Where Stubbe starts and Perez ends
By July of 2022, Stubbe had left his job as an accountant to join BDS full-time.
It was only one year into his marriage with Anne Cole. She supported the move but wanted to know that it wasn’t going to be too much of a risk financially for the newlyweds. It turns out that staying at his job would have been a much bigger risk because BDS immediately blew up into one of the biggest YouTube golf channels. In 2024, only Bryson DeChambeau, Good Good and Rick Shiels had more views in the YouTube golf space.
The BDS brand is pure chaotic comedy. Hysterical matches happen during the day and the group inevitably orders Cold Stone for delivery to their Airbnb at night. It’s organized anarchy.
While Berger and Demare’s presence is indispensable to creating that chemistry, Stubbe is the straw that stirs the tequila (and BDS does, in fact, have their own canned tequila cocktail).
He can play at a high level, competing in the inaugural Creator Classic at East Lake this past August. More importantly, he checks off every entertainment box. His character is relatable—Stubbe looks and acts like any random golfer you would find—and his whole demeanor of not taking himself too seriously absolutely sings on camera. He has the “well-rounded” aura of John Daly and the comedic timing of Charles Barkley.
I asked the 35-year-old Stubbe what it’s like “to play” Fat Perez and the answer is that there is no playing Fat Perez. He is Fat Perez. There is no manipulation of his personality.
“The good news is that it’s just me,” Stubbe said. “I’m not an actor. I think it would be a huge burden if I acted differently and had to keep that up. I’m fortunate the only thing that’s different is the name.”
Access plus personality
That authenticity comes through in the BDS videos where Stubbe can be found smoking a cigar, downing beers and chopping it up with his co-hosts while still playing great golf.
He would be doing that anyway—it’s just that we all get to watch it.
As I was writing this, an Instagram story from Fat Perez popped up: a behind-the-scenes clip of a video they shot with Xander Schauffele. That is the kind of access fans want in 2024.
“On the personality side, I think YouTube golfers have kind of built a more sun-up-to-sun-down kind of view of themselves,” Stubbe said. “Rather than watching (the pros) from the first round to the fourth round, and then you’re stuck watching a commercial here and there. I think we’ve built just a quicker, more passionate base because of that.”

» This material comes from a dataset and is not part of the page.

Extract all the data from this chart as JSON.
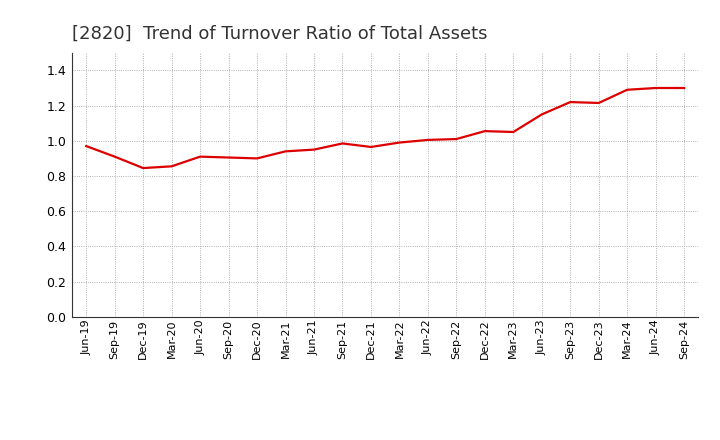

The channel’s explosion has put them in the spotlight and that has led to some incredible opportunities. Stubbe has his own clothing line and the BDS team has a brand called Breezy Golf with a clothing line and its own lounge at a Five Iron location in New York.
The attitude speaks directly to the viewer, especially fans in that 25- to 45-year-old demographic who have stopped consistently watching Tour golf. They want their golf on demand and they want to feel connected to the people on the screen, whether that is on YouTube, Instagram, Twitter or somewhere else. Golf skill is not the only thing being valued.
Recently, the Bob Does Sports team was invited on Bryson DeChambeau’s Breaking 50 series which has been taking over YouTube golf the past few months. That video has more than three million views.
“The Breaking 50 series feels like Saturday Night Live,” Stubbe said. “It almost feels like we had no business being there. It feels like it’s something for real celebrities. He’s built that kind of platform where golf and golf on YouTube is part of world conversation.”
I got news for you, Fat Perez. You are a real celebrity.
And where all of this goes? Well, let’s account for a few drinks and see what happens.